Tomatoes are the jewels of my garden, the prize we wait all summer for. Now is the time to order your tomato seeds for seed starting in about 2 weeks here (zone 6a, Boston area). I'm sharing the varieties of tomatoes I have grown that have been most successful (and least successful) in my garden (zone 6a, Boston area).

With Square Foot Gardening we use the vining, Indeterminate type so they can grow vertically, in a single cordon up the trellis. And since I have experienced almost every type of tomato disease in my garden over the years: early blight, late blight, fusarium wilt, Anthracnose  and verticillium wilt, I tend to grow hyrbrids with disease resistance built in. This year I'm going to be brave and try some heirlooms again though.

Hits: [Photos from Tomato Grower's Supply]

Sun Sugar - bright orange tiny tomatoes, they were the hit of the neighborhood/workplace/family. So sweet you don't want to stop eating them, and very prolific plants. They were very resilient and disease free all summer.

Lemon Boy - Lemon yellow medium sized tomatoes, slightly sweet with a touch of acid. Perfect sliced up on toasted sour dough bread, with a little olive oil, salt and pepper. These are one of my family's favorites, and the yellow color brightens up a a Caprese salad and surprises  many who have only known the red tomatoes from the store!

Mountain Magic - this resilient plant produces perfect red salad tomatoes in abundance. The tomatoes have a good flavor, and though they tend to branch more and need more vigilant pruning than some other plants they are very reliable producers and very resistant to disease.

Burpee's Supersteak & Beefmaster - Both varieties did very well and grew 2-pound red tomatoes with a slighly more acid taste.


Gold Nugget - I swear the website said this was indeterminate, but I must have misread it.
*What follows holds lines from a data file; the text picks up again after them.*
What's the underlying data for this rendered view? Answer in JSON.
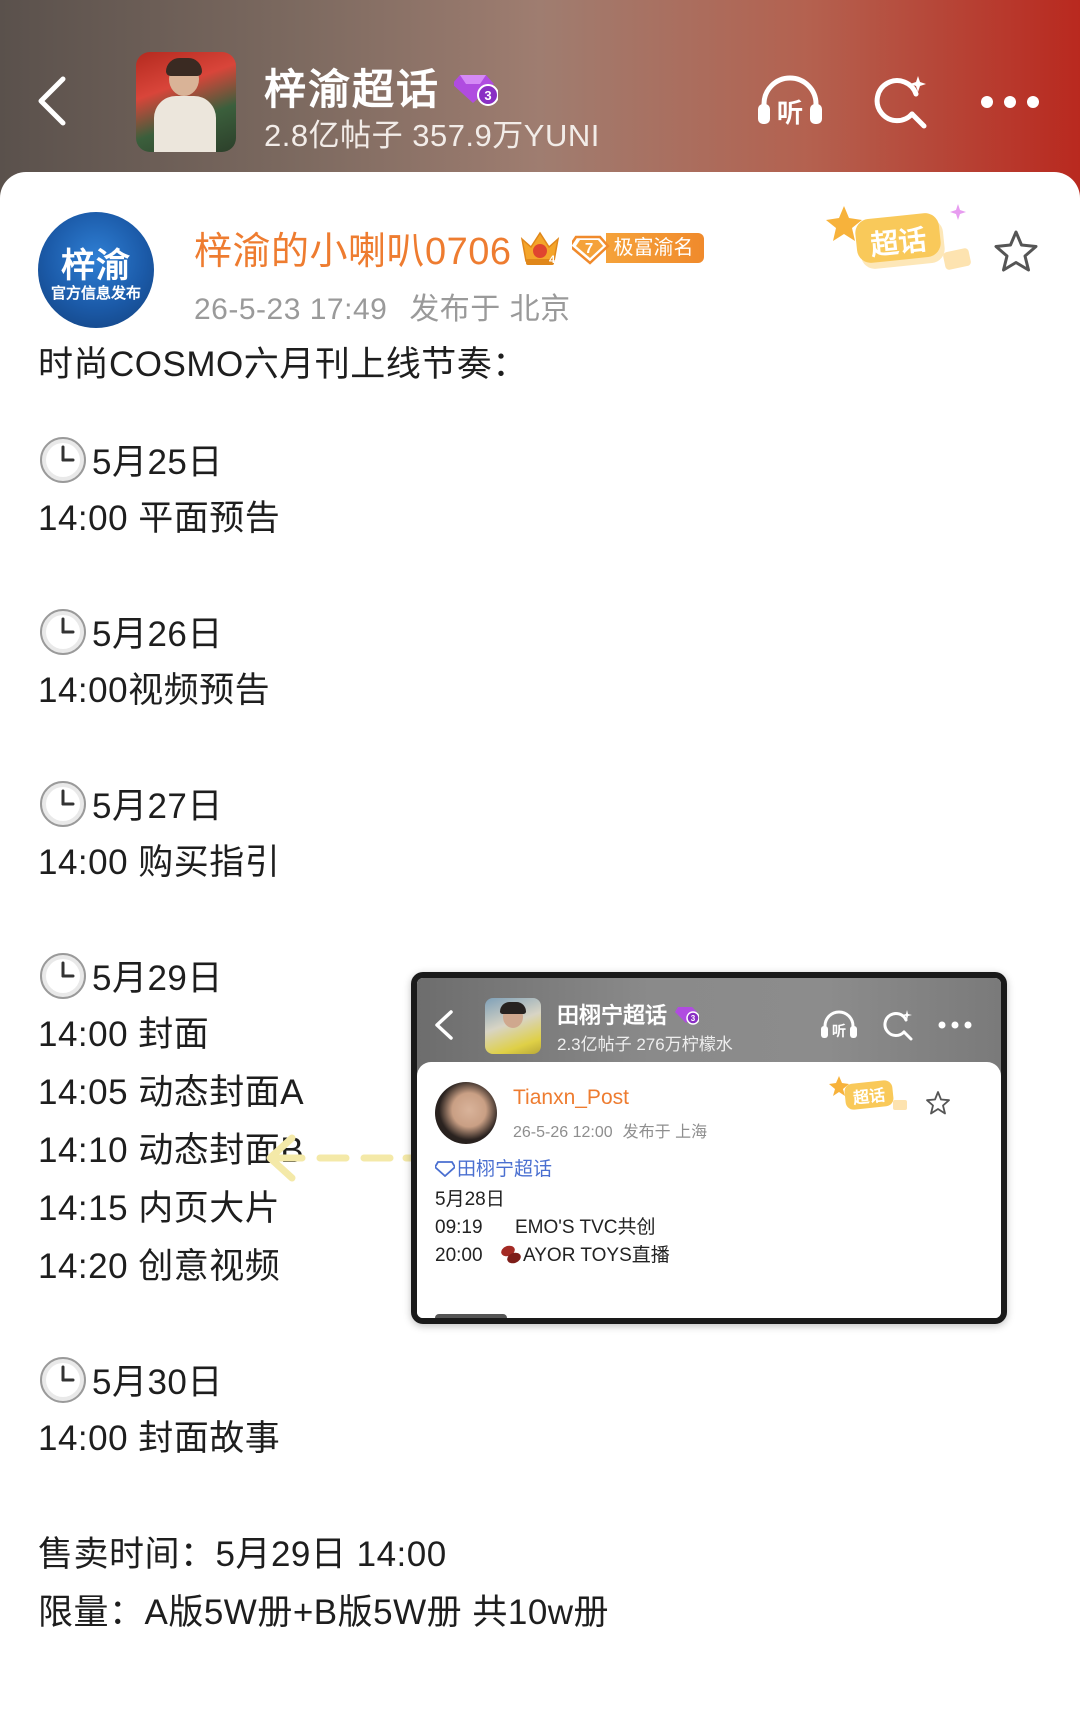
{
  "header": {
    "title": "梓渝超话",
    "subtitle": "2.8亿帖子 357.9万YUNI",
    "level": "3",
    "colors": {
      "gradient_start": "#5a514c",
      "gradient_end": "#b9291f"
    },
    "icons": [
      "back-icon",
      "listen-icon",
      "search-icon",
      "more-icon"
    ]
  },
  "post": {
    "author": {
      "avatar_text_main": "梓渝",
      "avatar_text_sub": "官方信息发布",
      "name": "梓渝的小喇叭0706",
      "crown_level": "4",
      "fan_badge_level": "7",
      "fan_badge_label": "极富渝名"
    },
    "time": "26-5-23 17:49",
    "location": "发布于 北京",
    "stamp_label": "超话",
    "intro": "时尚COSMO六月刊上线节奏：",
    "schedule": [
      {
        "date": "5月25日",
        "items": [
          "14:00 平面预告"
        ]
      },
      {
        "date": "5月26日",
        "items": [
          "14:00视频预告"
        ]
      },
      {
        "date": "5月27日",
        "items": [
          "14:00 购买指引"
        ]
      },
      {
        "date": "5月29日",
        "items": [
          "14:00 封面",
          "14:05 动态封面A",
          "14:10 动态封面B",
          "14:15 内页大片",
          "14:20 创意视频"
        ]
      },
      {
        "date": "5月30日",
        "items": [
          "14:00 封面故事"
        ]
      }
    ],
    "sale_time": "售卖时间：5月29日 14:00",
    "limit": "限量：A版5W册+B版5W册 共10w册"
  },
  "embed": {
    "header_title": "田栩宁超话",
    "header_level": "3",
    "header_subtitle": "2.3亿帖子 276万柠檬水",
    "author_name": "Tianxn_Post",
    "time": "26-5-26 12:00",
    "location": "发布于 上海",
    "stamp_label": "超话",
    "topic": "田栩宁超话",
    "lines": [
      {
        "time": "5月28日",
        "text": ""
      },
      {
        "time": "09:19",
        "text": "EMO'S TVC共创"
      },
      {
        "time": "20:00",
        "text": "AYOR TOYS直播"
      }
    ]
  }
}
In fact it is a determinate variety, which I learned after it failed to grow more than 2 feet tall and kept branching and branching as if it had no central stem and wanted to be a bush... and it was susceptible to some disease in my garden so it was basically a hot mess.

San Marzano and German Giant - both heirloom varieties, they had no resistance to the diseases in my garden and very little of the fruit survived.

New for me varieties I'm trying this year:

Chef's Choice Orange Hybrid - the Tomato Grower's Supply Website describes these as 9 to 12 oz. orange tomatoes that keep their bright color even when cooked, and they are resistant to anthracnose and tobacco mosaic virus. I'm envisioning a adding these to a yellow, red and orange sliced tomato salad or orange tomato tart this summer...

Amish Paste tomato - High Mowing Seeds sells organic Amish Paste seeds which are a good variety for canning ans sauces as they don't have a lot of seeds. They are an heirloom variety so wish me luck!

Brandywine - Another heirloom, from the late 1800s Brandywine is famous for its pink color and oustanding flavor. Large, juicy delicious tomatoes that I hope survive in my garden this summer.